Goat in Chile Marinade, Pit-Barbecue Style

amanda

Equipment

  • Goat Barbecue Pit Set - Designed for smoking goats or large game meat, ideal for pit barbecuing style.

  • Digital Smoke Thermometer - Monitors internal temperature of meat to ensure safe consumption and optimal flavor.

  • Barbecue Poker Set - Includes a long poker for checking and turning meats during cooking.

  • Cooking Lid or Smoke Vest - Regulates pit temperature by covering when necessary.

  • Handheld Grill Brushes (Set of 2) - Clean grates and tools, ensuring optimal cooking conditions.

  • Meat Tenderizer - Used before marinating to tenderize goat meat for barbecuing.

  • Barbecue Brushes (Set of 2) - Applies and maintains marinade on the goats during cooking.

  • Mandoline Slicer - For slicing vegetables or fruits for barbecue garnishes.

  • Barbecue Gloves (Pair) - Provides protection and improved handling with hot equipment and meat.
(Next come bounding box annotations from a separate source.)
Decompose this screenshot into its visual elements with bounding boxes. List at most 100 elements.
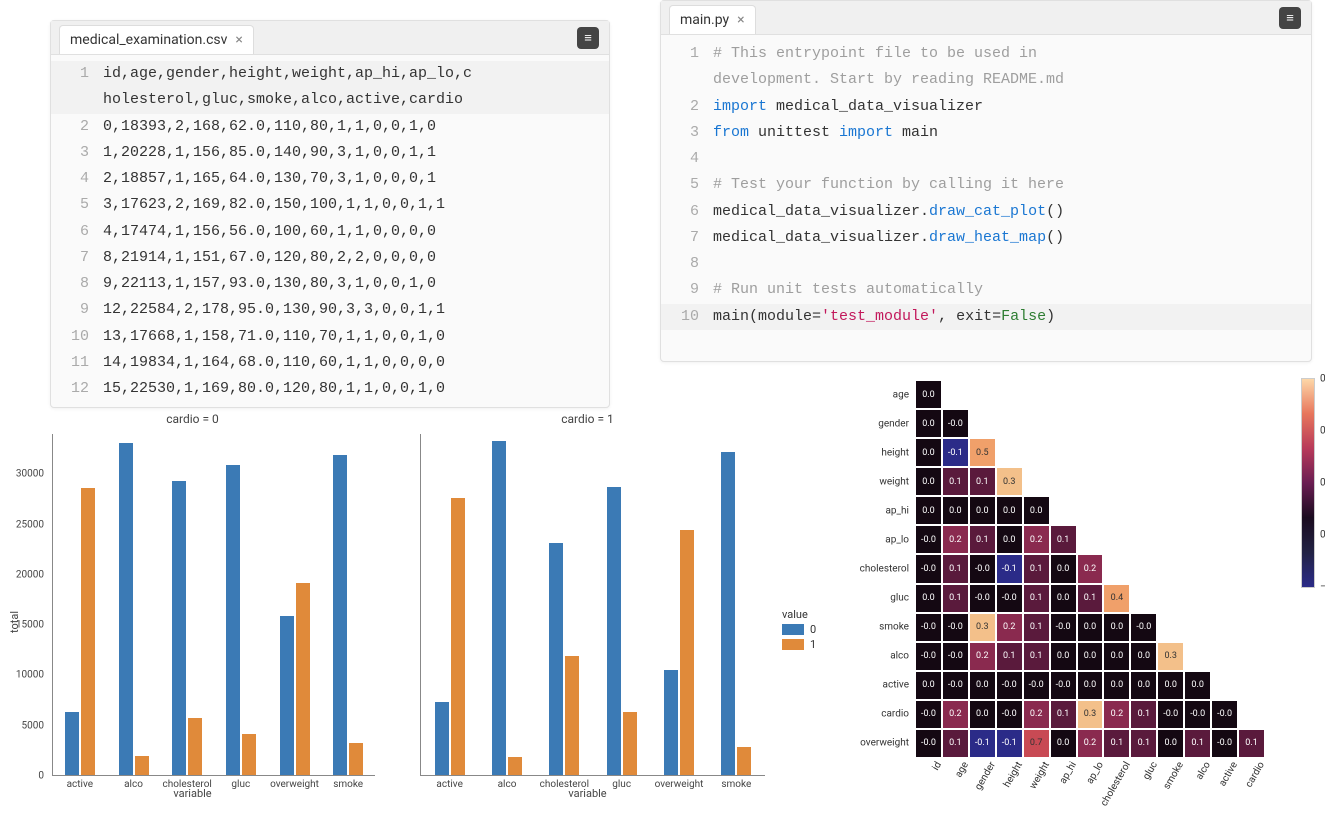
heatmap-cell: 0.3: [1077, 700, 1104, 729]
bar: [349, 743, 363, 775]
heatmap-cell: 0.4: [1103, 584, 1130, 613]
heatmap-cell: 0.3: [1157, 642, 1184, 671]
heatmap-cell: -0.1: [942, 438, 969, 467]
heatmap-cell: 0.0: [996, 496, 1023, 525]
heatmap-ylabel: cardio: [881, 709, 915, 720]
heatmap-cell: 0.1: [1023, 642, 1050, 671]
heatmap-cell: 0.1: [969, 467, 996, 496]
heatmap-xlabel: gender: [970, 758, 998, 792]
close-icon[interactable]: ×: [235, 32, 242, 48]
heatmap-cell: -0.0: [915, 613, 942, 642]
facet-title: cardio = 0: [0, 412, 385, 426]
heatmap-cell: 0.0: [915, 409, 942, 438]
legend-item: 1: [782, 638, 816, 651]
heatmap-xlabel: height: [998, 758, 1025, 789]
heatmap-cell: 0.2: [1077, 729, 1104, 758]
heatmap-cell: -0.1: [996, 554, 1023, 583]
heatmap-cell: 0.2: [1103, 700, 1130, 729]
heatmap-cell: 0.0: [1050, 729, 1077, 758]
legend-item: 0: [782, 623, 816, 636]
heatmap-cell: -0.0: [969, 584, 996, 613]
colorbar-tick: 0.08: [1314, 478, 1325, 489]
heatmap-cell: 0.1: [942, 554, 969, 583]
bar: [81, 488, 95, 775]
tab-csv[interactable]: medical_examination.csv ×: [59, 25, 254, 54]
colorbar-tick: 0.16: [1314, 426, 1325, 437]
heatmap-cell: 0.1: [996, 642, 1023, 671]
tab-label: main.py: [680, 12, 729, 28]
heatmap-cell: 0.1: [1130, 729, 1157, 758]
heatmap-cell: 0.2: [1023, 525, 1050, 554]
heatmap-cell: 0.0: [1077, 642, 1104, 671]
heatmap-ylabel: ap_hi: [885, 505, 915, 516]
heatmap-xlabel: id: [927, 758, 944, 772]
bar: [188, 718, 202, 775]
heatmap-xlabel: ap_lo: [1081, 758, 1106, 786]
x-axis-label: variable: [400, 787, 775, 800]
bar: [135, 756, 149, 775]
y-tick: 20000: [16, 569, 44, 580]
heatmap-xlabel: ap_hi: [1054, 758, 1079, 786]
heatmap-cell: 0.0: [1103, 671, 1130, 700]
menu-icon[interactable]: ≡: [577, 27, 599, 49]
heatmap-cell: 0.0: [1130, 642, 1157, 671]
heatmap-cell: 0.2: [1077, 554, 1104, 583]
heatmap-cell: 0.3: [996, 467, 1023, 496]
bar: [435, 702, 449, 775]
heatmap-cell: 0.2: [942, 700, 969, 729]
bar: [226, 465, 240, 775]
py-content[interactable]: 1# This entrypoint file to be used in de…: [661, 35, 1311, 336]
colorbar-tick: −0.08: [1314, 582, 1325, 593]
heatmap-grid: age0.0gender0.0-0.0height0.0-0.10.5weigh…: [915, 380, 1265, 758]
facet-cardio-0: cardio = 0 05000100001500020000250003000…: [0, 412, 385, 802]
heatmap-cell: 0.1: [1050, 525, 1077, 554]
bar: [172, 481, 186, 775]
heatmap-cell: 0.1: [1184, 729, 1211, 758]
tab-py[interactable]: main.py ×: [669, 5, 756, 34]
bar: [333, 455, 347, 775]
heatmap-cell: 0.0: [1184, 671, 1211, 700]
legend-title: value: [782, 608, 816, 621]
bar: [296, 583, 310, 775]
heatmap-cell: 0.0: [1050, 642, 1077, 671]
heatmap-cell: -0.0: [1050, 613, 1077, 642]
heatmap-cell: 0.0: [915, 380, 942, 409]
csv-content[interactable]: 1id,age,gender,height,weight,ap_hi,ap_lo…: [51, 55, 609, 408]
heatmap-cell: -0.0: [996, 671, 1023, 700]
heatmap-cell: 0.0: [915, 496, 942, 525]
heatmap-cell: -0.0: [942, 671, 969, 700]
heatmap-cell: 0.2: [1023, 700, 1050, 729]
heatmap-cell: 0.1: [1023, 584, 1050, 613]
heatmap: age0.0gender0.0-0.0height0.0-0.10.5weigh…: [835, 370, 1315, 830]
heatmap-xlabel: weight: [1024, 758, 1052, 791]
bar: [607, 487, 621, 775]
bar: [65, 712, 79, 775]
heatmap-cell: 0.2: [942, 525, 969, 554]
heatmap-cell: -0.0: [1184, 700, 1211, 729]
heatmap-cell: 0.1: [1050, 700, 1077, 729]
heatmap-ylabel: weight: [879, 476, 915, 487]
heatmap-cell: 0.0: [915, 584, 942, 613]
menu-icon[interactable]: ≡: [1279, 7, 1301, 29]
heatmap-cell: 0.2: [969, 642, 996, 671]
heatmap-cell: -0.0: [1023, 671, 1050, 700]
tab-label: medical_examination.csv: [70, 32, 227, 48]
y-tick: 25000: [16, 519, 44, 530]
bar: [549, 543, 563, 775]
heatmap-cell: -0.0: [969, 554, 996, 583]
heatmap-cell: -0.0: [1211, 700, 1238, 729]
heatmap-cell: 0.0: [942, 496, 969, 525]
bar: [242, 734, 256, 775]
bar: [280, 616, 294, 775]
heatmap-ylabel: age: [893, 389, 915, 400]
y-tick: 0: [38, 771, 44, 782]
heatmap-cell: 0.0: [915, 438, 942, 467]
heatmap-cell: 0.1: [1023, 554, 1050, 583]
plot-area: activealcocholesterolglucoverweightsmoke: [52, 434, 375, 776]
bar: [737, 747, 751, 775]
close-icon[interactable]: ×: [737, 12, 744, 28]
heatmap-cell: 0.0: [1023, 496, 1050, 525]
heatmap-cell: 0.0: [1077, 671, 1104, 700]
bar: [492, 441, 506, 775]
heatmap-cell: 0.1: [1103, 729, 1130, 758]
  • Portable Smoker Box - Indirect cooking setup to enhance dish flavor in a pit barbecuing environment.

Ingredients

  • 4 ounces guajillo chiles (about 16 large chiles), tops and seeds removed

  • 2 teaspoons cumin seeds

  • 1 teaspoon whole cloves, or 3/4 teaspoon ground

  • 10 allspice berries

  • 1/3 cup dried Oaxacan oregano or 1 tablespoon dried Mexican oregano, crumbled

  • 12 to 15 large sprigs fresh thyme (leaves only), or 2 teaspoons dried

  • 10 garlic cloves

  • 1 large onion, coarsely chopped

  • 1/2 cup cider vinegar

  • 1 teaspoon salt or to taste, plus additional for seasoning goat

  • Freshly ground black pepper

  • 1 16-pound goat, quartered, or 6 to 8 pounds lamb shoulder, bone in, trimmed

  • 1/2 to 3/4 ounce dried avocado leaves, about 30 large leaves

Instructions

1

Instruction 1

Wash and griddle-dry the chiles by the directions below. Place in a deep bowl and cover generously with boiling water. Let soak for at least 20 minutes.
2

Instruction 2

Grind the cumin, cloves, allspice, oregano, and dried thyme (if using) together in an electric coffee or spice grinder or with a mortar and pestle.
3

Instruction 3

Drain the soaked chiles. Working in batches as necessary, place them in a blender with the ground herbs and spices (add fresh thyme at this point if using), garlic, onion, vinegar, salt, and about 1/2 cup water (or enough to facilitate the action of the blades). Process to a smooth purée (about 3 minutes on high), stopping occasionally to scrape down the sides with a rubber spatula. With a wooden spoon or pusher, for the purée through a medium-mesh sieve into a bowl. It should have the consistency of a thick but still moist paste.
4

Instruction 4

Season the pieces of goat or lamb with salt and pepper. Slather the seasoning paste all over the meat. Arrange in a large bowl (or any non-reactive container that's large enough), cover tightly with plastic wrap, and refrigerate overnight or for at least 4 hours. Remove from the refrigerator about 2 hours before beginning the cooking, to let the meat come to room temperature.
5

Instruction 5

Preheat the oven to 325°F.
6

Instruction 6

Choose a deep roasting pan or baking dish large enough to hold the meat snugly. Scatter half of the avocado leaves across the bottom of the pan and arrange the meat on them. Scatter the remaining leaves over the meat. Cover the pan (wrapping very tightly with several layers of foil if there is no lid) and bake 6 to 7 hours (4 to 4 1/2 hours for the lamb). The meat should be almost falling off the bone.